The numbers were estimates, and so the report worked to the lower possibilities. Even so, Trax puts the annual market volume of 2014 at about €24 trillion, which would have incurred costs of about €33.6 billion.

Hill pointed out in the report: “Even if the true number is a fraction of this, the resulting annual cost will still run in to several billions.”

On top of this, a somewhat accidental knock-on effect of the proposed regulation is the costs to the repo market.

Buyers of repo trades also have the right to affect a buy-in style transaction. Under CSDR, these will become compulsory at both the start and end stages of a repo trade, “where practical”.
‘Practical’ is expected to mean within 14 days, meaning a 14-day grace period between the initial fail and the buy-in taking effect. Based on the ICMA repo study data from December 2014, Hill made a conservative estimate of what the costs to the repo market would be.

The analysis was based on a current market size of $5.8 trillion, applied only to sovereign bonds, and assumed that all underlying repo assets were liquid. These factors are more likely to under-estimate the total costs than exaggerate them, and, if nothing else, it is based on an original survey that is thought to capture only 80 percent of the market.

Even taking this in to account, the estimated market cost is more than €3 billion per year.

According to Hill, what is most worrying about these costs is that they hit the end user hardest.
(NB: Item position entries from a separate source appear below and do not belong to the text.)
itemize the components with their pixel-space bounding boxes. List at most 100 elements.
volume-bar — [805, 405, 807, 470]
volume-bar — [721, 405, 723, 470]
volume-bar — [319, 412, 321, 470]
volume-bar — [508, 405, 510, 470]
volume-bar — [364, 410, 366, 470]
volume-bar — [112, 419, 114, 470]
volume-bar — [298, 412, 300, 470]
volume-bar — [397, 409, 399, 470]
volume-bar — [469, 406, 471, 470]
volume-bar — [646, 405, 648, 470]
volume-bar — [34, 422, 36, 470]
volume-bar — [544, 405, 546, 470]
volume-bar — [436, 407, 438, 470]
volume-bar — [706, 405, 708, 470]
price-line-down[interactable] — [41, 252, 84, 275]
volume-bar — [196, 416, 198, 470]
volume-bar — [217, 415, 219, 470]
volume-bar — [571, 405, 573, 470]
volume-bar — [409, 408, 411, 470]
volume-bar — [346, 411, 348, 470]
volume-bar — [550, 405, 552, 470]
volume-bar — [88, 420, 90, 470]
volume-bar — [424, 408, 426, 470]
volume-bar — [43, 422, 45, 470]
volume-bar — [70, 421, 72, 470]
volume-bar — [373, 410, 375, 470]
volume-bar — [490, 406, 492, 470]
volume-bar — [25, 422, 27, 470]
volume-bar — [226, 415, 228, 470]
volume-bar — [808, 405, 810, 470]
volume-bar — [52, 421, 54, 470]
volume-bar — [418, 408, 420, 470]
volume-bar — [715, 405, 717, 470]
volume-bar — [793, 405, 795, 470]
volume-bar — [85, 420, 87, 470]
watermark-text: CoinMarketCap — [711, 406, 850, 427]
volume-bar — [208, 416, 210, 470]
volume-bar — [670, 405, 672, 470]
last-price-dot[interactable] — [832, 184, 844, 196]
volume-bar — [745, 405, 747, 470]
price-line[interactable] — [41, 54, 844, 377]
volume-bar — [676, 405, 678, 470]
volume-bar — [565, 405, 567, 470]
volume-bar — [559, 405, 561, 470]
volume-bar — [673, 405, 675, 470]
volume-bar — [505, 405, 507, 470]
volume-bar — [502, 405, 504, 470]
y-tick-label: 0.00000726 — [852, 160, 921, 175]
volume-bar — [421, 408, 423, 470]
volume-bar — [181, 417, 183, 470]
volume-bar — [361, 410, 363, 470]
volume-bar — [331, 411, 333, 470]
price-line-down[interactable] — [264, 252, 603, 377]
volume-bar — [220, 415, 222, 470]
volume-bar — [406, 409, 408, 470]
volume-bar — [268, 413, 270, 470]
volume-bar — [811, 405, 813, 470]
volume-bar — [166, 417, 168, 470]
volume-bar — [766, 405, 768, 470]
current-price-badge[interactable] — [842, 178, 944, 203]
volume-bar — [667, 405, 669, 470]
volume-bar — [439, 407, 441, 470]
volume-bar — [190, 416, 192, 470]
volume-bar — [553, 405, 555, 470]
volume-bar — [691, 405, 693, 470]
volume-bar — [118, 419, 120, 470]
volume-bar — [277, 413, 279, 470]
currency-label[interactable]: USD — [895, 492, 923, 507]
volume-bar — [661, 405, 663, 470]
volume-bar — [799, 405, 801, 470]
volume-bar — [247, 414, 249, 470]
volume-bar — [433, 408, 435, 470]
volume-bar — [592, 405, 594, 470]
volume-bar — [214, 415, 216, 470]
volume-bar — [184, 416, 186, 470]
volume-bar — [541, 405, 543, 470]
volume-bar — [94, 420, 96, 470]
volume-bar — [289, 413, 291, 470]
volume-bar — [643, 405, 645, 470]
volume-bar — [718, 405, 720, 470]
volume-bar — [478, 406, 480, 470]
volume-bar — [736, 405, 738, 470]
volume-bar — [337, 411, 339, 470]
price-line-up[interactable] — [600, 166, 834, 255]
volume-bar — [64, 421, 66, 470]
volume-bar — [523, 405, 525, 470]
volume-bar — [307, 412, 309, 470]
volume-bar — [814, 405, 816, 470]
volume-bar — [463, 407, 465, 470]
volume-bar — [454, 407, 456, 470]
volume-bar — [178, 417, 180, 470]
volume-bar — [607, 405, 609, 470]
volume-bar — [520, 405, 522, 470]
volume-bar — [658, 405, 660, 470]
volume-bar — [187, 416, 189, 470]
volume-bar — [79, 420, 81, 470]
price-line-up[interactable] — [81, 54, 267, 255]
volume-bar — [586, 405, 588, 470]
“These are not costs to the banking sector, these are costs to investors. This is the additional spread they will have to pay,” he says. “The figures also don’t fully capture the withdrawal of liquidity, and you can’t really put a price on that.”

Godfried De Vidts, chair of the ICMA’s European Repo Council, supports the findings of the report, calling for it to be presented to the European Commission and parliaments. He references the MiFID pre-and post-trade regulations, which are expected to cost the commodities sector about €4 billion, or €20 per household in Europe.

He says: “We are talking much bigger numbers here. Can you really justify to the taxpayer that they should pay more and get a less safe system? Nobody would actively object if the regulation made the system much more robust, but here it just unwinds the work that we have done over the last 20 or 25 years.”

His advice to ESMA is to slow down and wait to see what effect Target2-Securities (T2S) will have on harmonising the market.

“A lot of fails are settled the next morning, because deadlines are not coordinated in Europe. Sometimes things get stuck in the piping, and it’s only when you give it a good flush that everything goes through, and that’s T2S. If CSDR comes in before that, it will be a disaster.”

ECSDA also supported a delay in the implementation of CSDR because of the impact of T2S, suggesting an extension of the phase-in from 18 months to 24 months.
De Vidts goes further though, saying ESMA should consider making amendments to the level-one legislation.

“Our recommendation would be to wait to implement this until they know what the impact of T2S is going to be, and to see the improvements. Then decide if we need mandatory buy-ins or not, because right now this is a solution looking for a problem.”

“ESMA can change the rules. It has happened before, it can be done.”

Regulations are there to protect the industry and the end user, and one little clause can be enough to lead to damaging effects for consumers who are largely unaware of any change.

“This is creating unsafe markets, instead of making them safer,” says De Vidts. “It’s a cost to you and me, to the investor or the pension holder.”

More than a mere irritation, regulations must be studied to unearth the real, and often unintended, consequences.

“Nobody believed that CSDR would really achieve settlement efficiency,” Hill concludes. “But this is the first attempt to quantify the impact, and it’s actually quite shocking.”